同時に税関は、この女性がある種の運び屋で、運んでいたサンプルがすべて妊婦から採取したもので、交通費や報酬も受け取っていたことを認めたと発表した。
「女性の行動の意味が性別判断だったってことは、誰もが分かったはずです。そして出産前に胎児の性別が知りたいというのは、いまだ男尊女卑の傾向を持つ中国社会において、胎児が女と分かれば中絶するかもしれないという大きな問題に直結するため、深刻に受け止められます。人々にとっては衝撃のニュースでしょうね」(北京の夕刊紙記者)

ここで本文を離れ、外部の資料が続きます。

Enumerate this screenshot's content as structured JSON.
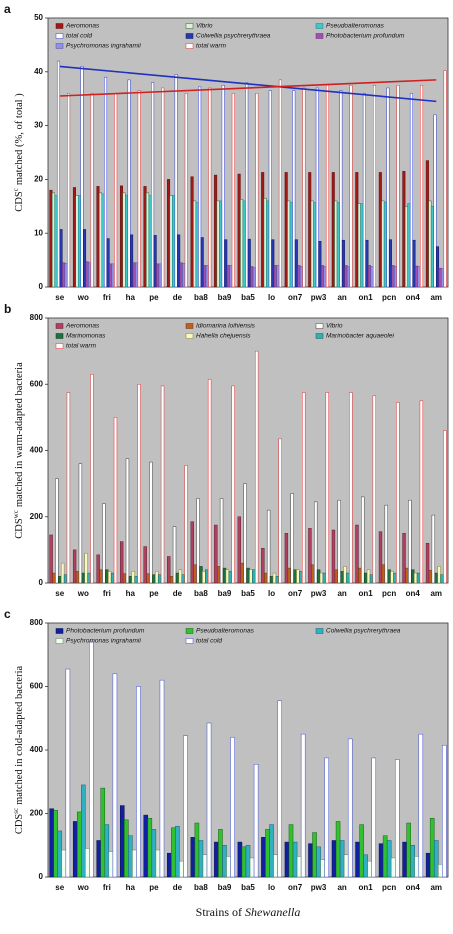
{
  "chart_data": [
    {
      "type": "bar",
      "panel": "a",
      "ylabel": "CDS",
      "ylabel_sup": "c",
      "ylabel_rest": "matched (%, of total )",
      "categories": [
        "se",
        "wo",
        "fri",
        "ha",
        "pe",
        "de",
        "ba8",
        "ba9",
        "ba5",
        "lo",
        "on7",
        "pw3",
        "an",
        "on1",
        "pcn",
        "on4",
        "am"
      ],
      "ylim": [
        0,
        50
      ],
      "yticks": [
        0,
        10,
        20,
        30,
        40,
        50
      ],
      "series": [
        {
          "name": "Aeromonas",
          "color": "#a01818",
          "edge": "#601010",
          "values": [
            18,
            18.5,
            18.7,
            18.8,
            18.7,
            20,
            20.5,
            20.8,
            21,
            21.3,
            21.3,
            21.3,
            21.3,
            21.3,
            21.3,
            21.5,
            23.5
          ]
        },
        {
          "name": "Vibrio",
          "color": "#dff0d8",
          "edge": "#306030",
          "values": [
            17.5,
            17,
            17.5,
            17.5,
            17.5,
            17,
            16,
            16,
            16.3,
            16.5,
            16,
            16,
            16,
            15.5,
            16,
            15,
            16
          ]
        },
        {
          "name": "Pseudoalteromonas",
          "color": "#40c8c8",
          "edge": "#208080",
          "values": [
            17,
            17,
            17.3,
            17,
            17,
            17,
            15.7,
            16,
            16,
            16,
            15.7,
            15.7,
            15.7,
            15.5,
            15.8,
            15.5,
            15
          ]
        },
        {
          "name": "total cold",
          "color": "#ffffff",
          "edge": "#3040d0",
          "values": [
            42,
            41,
            39,
            38.5,
            38,
            39.5,
            37.2,
            37.5,
            38,
            36.5,
            36.5,
            37,
            36.5,
            36,
            37,
            36,
            32
          ]
        },
        {
          "name": "Colwellia psychrerythraea",
          "color": "#2838b0",
          "edge": "#101860",
          "values": [
            10.7,
            10.7,
            9,
            9.7,
            9.6,
            9.7,
            9.2,
            8.8,
            8.9,
            8.8,
            8.8,
            8.5,
            8.7,
            8.7,
            8.8,
            8.7,
            7.5
          ]
        },
        {
          "name": "Photobacterium profundum",
          "color": "#a050b0",
          "edge": "#603070",
          "values": [
            4.5,
            4.7,
            4.3,
            4.5,
            4.3,
            4.5,
            4,
            4,
            3.8,
            4,
            4,
            4,
            4,
            4,
            4,
            3.9,
            3.5
          ]
        },
        {
          "name": "Psychromonas ingrahamii",
          "color": "#9090e8",
          "edge": "#5050a0",
          "values": [
            4.4,
            4.5,
            4.3,
            4.5,
            4.3,
            4.4,
            4,
            4,
            3.6,
            4,
            3.8,
            3.8,
            3.8,
            3.8,
            3.8,
            3.8,
            3.4
          ]
        },
        {
          "name": "total warm",
          "color": "#ffffff",
          "edge": "#e03030",
          "values": [
            36,
            36,
            36,
            36.5,
            37,
            36,
            37,
            36,
            36,
            38.5,
            37,
            37.5,
            37.5,
            37.5,
            37.5,
            37.5,
            40.2
          ]
        }
      ],
      "trend_lines": [
        {
          "color": "#2030c0",
          "values": [
            41,
            34.5
          ]
        },
        {
          "color": "#d02020",
          "values": [
            35.5,
            38.5
          ]
        }
      ]
    },
    {
      "type": "bar",
      "panel": "b",
      "ylabel": "CDS",
      "ylabel_sup": "wc",
      "ylabel_rest": "matched in warm-adapted bacteria",
      "categories": [
        "se",
        "wo",
        "fri",
        "ha",
        "pe",
        "de",
        "ba8",
        "ba9",
        "ba5",
        "lo",
        "on7",
        "pw3",
        "an",
        "on1",
        "pcn",
        "on4",
        "am"
      ],
      "ylim": [
        0,
        800
      ],
      "yticks": [
        0,
        200,
        400,
        600,
        800
      ],
      "series": [
        {
          "name": "Aeromonas",
          "color": "#b04060",
          "edge": "#602030",
          "values": [
            145,
            100,
            85,
            125,
            110,
            80,
            185,
            175,
            200,
            105,
            150,
            165,
            160,
            175,
            155,
            150,
            120
          ]
        },
        {
          "name": "Idiomarina loihiensis",
          "color": "#c06020",
          "edge": "#703010",
          "values": [
            30,
            35,
            40,
            28,
            28,
            20,
            55,
            50,
            60,
            30,
            45,
            55,
            40,
            45,
            55,
            45,
            38
          ]
        },
        {
          "name": "Vibrio",
          "color": "#ffffff",
          "edge": "#404040",
          "values": [
            315,
            360,
            240,
            375,
            365,
            170,
            255,
            255,
            300,
            220,
            270,
            245,
            250,
            260,
            235,
            250,
            205
          ]
        },
        {
          "name": "Marinomonas",
          "color": "#207040",
          "edge": "#103820",
          "values": [
            20,
            30,
            40,
            20,
            25,
            30,
            50,
            45,
            45,
            20,
            40,
            40,
            35,
            30,
            40,
            40,
            30
          ]
        },
        {
          "name": "Hahella chejuensis",
          "color": "#f8f8c0",
          "edge": "#808040",
          "values": [
            60,
            90,
            35,
            35,
            35,
            40,
            35,
            40,
            40,
            30,
            40,
            30,
            50,
            40,
            35,
            30,
            50
          ]
        },
        {
          "name": "Marinobacter aquaeolei",
          "color": "#30b0b0",
          "edge": "#186060",
          "values": [
            25,
            30,
            30,
            20,
            25,
            25,
            40,
            35,
            40,
            20,
            35,
            30,
            30,
            25,
            30,
            30,
            25
          ]
        },
        {
          "name": "total warm",
          "color": "#ffffff",
          "edge": "#e03030",
          "values": [
            575,
            630,
            500,
            600,
            595,
            355,
            615,
            595,
            700,
            435,
            575,
            575,
            575,
            565,
            545,
            550,
            460
          ]
        }
      ]
    },
    {
      "type": "bar",
      "panel": "c",
      "ylabel": "CDS",
      "ylabel_sup": "sc",
      "ylabel_rest": "matched in cold-adapted bacteria",
      "categories": [
        "se",
        "wo",
        "fri",
        "ha",
        "pe",
        "de",
        "ba8",
        "ba9",
        "ba5",
        "lo",
        "on7",
        "pw3",
        "an",
        "on1",
        "pcn",
        "on4",
        "am"
      ],
      "ylim": [
        0,
        800
      ],
      "yticks": [
        0,
        200,
        400,
        600,
        800
      ],
      "series": [
        {
          "name": "Photobacterium profundum",
          "color": "#1020a0",
          "edge": "#081050",
          "values": [
            215,
            175,
            115,
            225,
            195,
            75,
            125,
            110,
            110,
            125,
            110,
            105,
            115,
            110,
            105,
            110,
            75
          ]
        },
        {
          "name": "Pseudoalteromonas",
          "color": "#30c030",
          "edge": "#186018",
          "values": [
            210,
            205,
            280,
            180,
            185,
            155,
            170,
            150,
            95,
            150,
            165,
            140,
            175,
            165,
            130,
            170,
            185
          ]
        },
        {
          "name": "Colwellia psychrerythraea",
          "color": "#30b0c0",
          "edge": "#186070",
          "values": [
            145,
            290,
            165,
            130,
            150,
            160,
            115,
            100,
            100,
            165,
            110,
            95,
            115,
            70,
            115,
            100,
            115
          ]
        },
        {
          "name": "Psychromonas ingrahamii",
          "color": "#f0fff0",
          "edge": "#608060",
          "values": [
            85,
            90,
            80,
            85,
            85,
            50,
            70,
            65,
            60,
            70,
            65,
            55,
            70,
            50,
            60,
            65,
            40
          ]
        },
        {
          "name": "total cold",
          "color": "#ffffff",
          "edge": "#4050d0",
          "values": [
            655,
            740,
            640,
            600,
            620,
            445,
            485,
            440,
            355,
            555,
            450,
            375,
            435,
            375,
            370,
            450,
            415
          ]
        }
      ],
      "xlabel": "Strains of",
      "xlabel_italic": "Shewanella"
    }
  ]
}
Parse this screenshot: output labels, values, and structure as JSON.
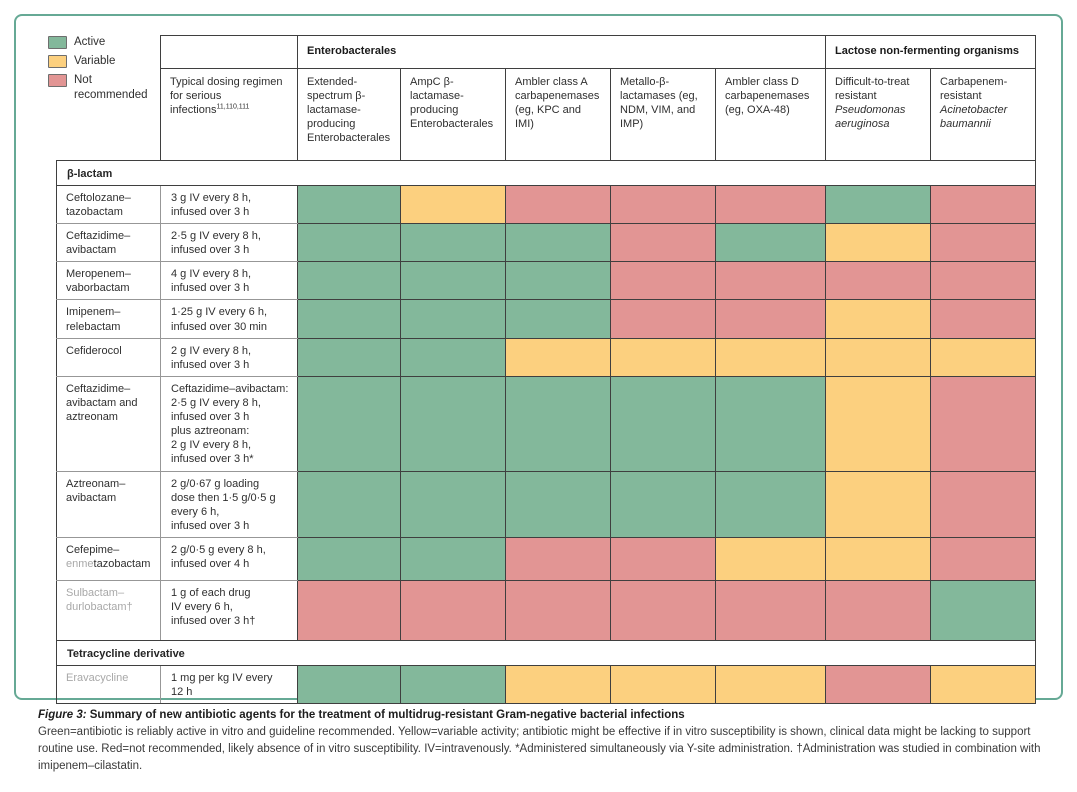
{
  "status_colors": {
    "active": "#83b89b",
    "variable": "#fcd07f",
    "not_recommended": "#e29594"
  },
  "frame_color": "#66a995",
  "legend": {
    "items": [
      {
        "key": "active",
        "label": "Active"
      },
      {
        "key": "variable",
        "label": "Variable"
      },
      {
        "key": "not_recommended",
        "label": "Not recommended"
      }
    ]
  },
  "header": {
    "dosing": {
      "text": "Typical dosing regimen for serious infections",
      "superscript": "11,110,111"
    },
    "groups": [
      {
        "key": "enterobacterales",
        "label": "Enterobacterales",
        "span": 5
      },
      {
        "key": "lactose-non-fermenting",
        "label": "Lactose non-fermenting organisms",
        "span": 2
      }
    ],
    "columns": [
      {
        "key": "esbl-enterobacterales",
        "plain": "Extended-spectrum β-lactamase-producing Enterobacterales",
        "italic": ""
      },
      {
        "key": "ampc-enterobacterales",
        "plain": "AmpC β-lactamase-producing Enterobacterales",
        "italic": ""
      },
      {
        "key": "ambler-class-a",
        "plain": "Ambler class A carbapenemases (eg, KPC and IMI)",
        "italic": ""
      },
      {
        "key": "metallo-beta-lactamases",
        "plain": "Metallo-β-lactamases (eg, NDM, VIM, and IMP)",
        "italic": ""
      },
      {
        "key": "ambler-class-d",
        "plain": "Ambler class D carbapenemases (eg, OXA-48)",
        "italic": ""
      },
      {
        "key": "dtr-pseudomonas",
        "plain": "Difficult-to-treat resistant ",
        "italic": "Pseudomonas aeruginosa"
      },
      {
        "key": "cr-acinetobacter",
        "plain": "Carbapenem-resistant ",
        "italic": "Acinetobacter baumannii"
      }
    ]
  },
  "rows": [
    {
      "type": "section",
      "key": "beta-lactam",
      "label": "β-lactam",
      "height": 25
    },
    {
      "type": "drug",
      "key": "ceftolozane-tazobactam",
      "name": [
        {
          "text": "Ceftolozane–tazobactam",
          "gray": false
        }
      ],
      "dosing": [
        "3 g IV every 8 h,",
        "infused over 3 h"
      ],
      "status": [
        "active",
        "variable",
        "not_recommended",
        "not_recommended",
        "not_recommended",
        "active",
        "not_recommended"
      ],
      "height": 35
    },
    {
      "type": "drug",
      "key": "ceftazidime-avibactam",
      "name": [
        {
          "text": "Ceftazidime–avibactam",
          "gray": false
        }
      ],
      "dosing": [
        "2·5 g IV every 8 h,",
        "infused over 3 h"
      ],
      "status": [
        "active",
        "active",
        "active",
        "not_recommended",
        "active",
        "variable",
        "not_recommended"
      ],
      "height": 35
    },
    {
      "type": "drug",
      "key": "meropenem-vaborbactam",
      "name": [
        {
          "text": "Meropenem–vaborbactam",
          "gray": false
        }
      ],
      "dosing": [
        "4 g IV every 8 h,",
        "infused over 3 h"
      ],
      "status": [
        "active",
        "active",
        "active",
        "not_recommended",
        "not_recommended",
        "not_recommended",
        "not_recommended"
      ],
      "height": 35
    },
    {
      "type": "drug",
      "key": "imipenem-relebactam",
      "name": [
        {
          "text": "Imipenem–relebactam",
          "gray": false
        }
      ],
      "dosing": [
        "1·25 g IV every 6 h,",
        "infused over 30 min"
      ],
      "status": [
        "active",
        "active",
        "active",
        "not_recommended",
        "not_recommended",
        "variable",
        "not_recommended"
      ],
      "height": 35
    },
    {
      "type": "drug",
      "key": "cefiderocol",
      "name": [
        {
          "text": "Cefiderocol",
          "gray": false
        }
      ],
      "dosing": [
        "2 g IV every 8 h,",
        "infused over 3 h"
      ],
      "status": [
        "active",
        "active",
        "variable",
        "variable",
        "variable",
        "variable",
        "variable"
      ],
      "height": 35
    },
    {
      "type": "drug",
      "key": "ceftazidime-avibactam-and-aztreonam",
      "name": [
        {
          "text": "Ceftazidime–avibactam and aztreonam",
          "gray": false
        }
      ],
      "dosing": [
        "Ceftazidime–avibactam:",
        "2·5 g IV every 8 h,",
        "infused over 3 h",
        "plus aztreonam:",
        "2 g IV every 8 h,",
        "infused over 3 h*"
      ],
      "status": [
        "active",
        "active",
        "active",
        "active",
        "active",
        "variable",
        "not_recommended"
      ],
      "height": 95
    },
    {
      "type": "drug",
      "key": "aztreonam-avibactam",
      "name": [
        {
          "text": "Aztreonam–avibactam",
          "gray": false
        }
      ],
      "dosing": [
        "2 g/0·67 g loading",
        "dose then 1·5 g/0·5 g",
        "every 6 h,",
        "infused over 3 h"
      ],
      "status": [
        "active",
        "active",
        "active",
        "active",
        "active",
        "variable",
        "not_recommended"
      ],
      "height": 65
    },
    {
      "type": "drug",
      "key": "cefepime-enmetazobactam",
      "name": [
        {
          "text": "Cefepime–",
          "gray": false
        },
        {
          "text": "enme",
          "gray": true
        },
        {
          "text": "tazobactam",
          "gray": false
        }
      ],
      "dosing": [
        "2 g/0·5 g every 8 h,",
        "infused over 4 h"
      ],
      "status": [
        "active",
        "active",
        "not_recommended",
        "not_recommended",
        "variable",
        "variable",
        "not_recommended"
      ],
      "height": 43
    },
    {
      "type": "drug",
      "key": "sulbactam-durlobactam",
      "name": [
        {
          "text": "Sulbactam–durlobactam†",
          "gray": true
        }
      ],
      "dosing": [
        "1 g of each drug",
        "IV every 6 h,",
        "infused over 3 h†"
      ],
      "status": [
        "not_recommended",
        "not_recommended",
        "not_recommended",
        "not_recommended",
        "not_recommended",
        "not_recommended",
        "active"
      ],
      "height": 60
    },
    {
      "type": "section",
      "key": "tetracycline-derivative",
      "label": "Tetracycline derivative",
      "height": 25
    },
    {
      "type": "drug",
      "key": "eravacycline",
      "name": [
        {
          "text": "Eravacycline",
          "gray": true
        }
      ],
      "dosing": [
        "1 mg per kg IV every",
        "12 h"
      ],
      "status": [
        "active",
        "active",
        "variable",
        "variable",
        "variable",
        "not_recommended",
        "variable"
      ],
      "height": 38
    }
  ],
  "caption": {
    "figure_label": "Figure 3:",
    "title": "Summary of new antibiotic agents for the treatment of multidrug-resistant Gram-negative bacterial infections",
    "body": "Green=antibiotic is reliably active in vitro and guideline recommended. Yellow=variable activity; antibiotic might be effective if in vitro susceptibility is shown, clinical data might be lacking to support routine use. Red=not recommended, likely absence of in vitro susceptibility. IV=intravenously. *Administered simultaneously via Y-site administration. †Administration was studied in combination with imipenem–cilastatin."
  }
}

ニュースはたちまち、色とりどりに並んだ血液サンプルの前で説明する二人の女性税関職員の写真とともに配信され、大きな反響を呼ぶことになった。
この事件を問題視した人々の中でも、最も強い反発が起きたのが、「いまや『二人っ子政策』が認められているのに、なぜまだこんなことをするのか」という点に対してだった。
中国は一人っ子政策から、両親がともに一人っ子である場合には二人目が許されるという緩和策を経て、2015年10月から「二人っ子政策」が全面的に認められた。それでもなお、産み分けに対してこれほどのエネルギーを費やされている。
受胎後の早い段階で胎児の性別を知りたがるのは、農村が男性を労働力として重宝したり、女性しかいないと後継ぎに困るという古い因習が絡むためである。つまり、産み分けは一人っ子の制限という時代錯誤の政策を依然想起させるものなのだろう。
この事件がいみじくも抉り出したのは、一気に外の価値観を受け入れる都市において、いつまで古い価値観にとらわれるか、のギャップであり、ある種の中国の縮図であった。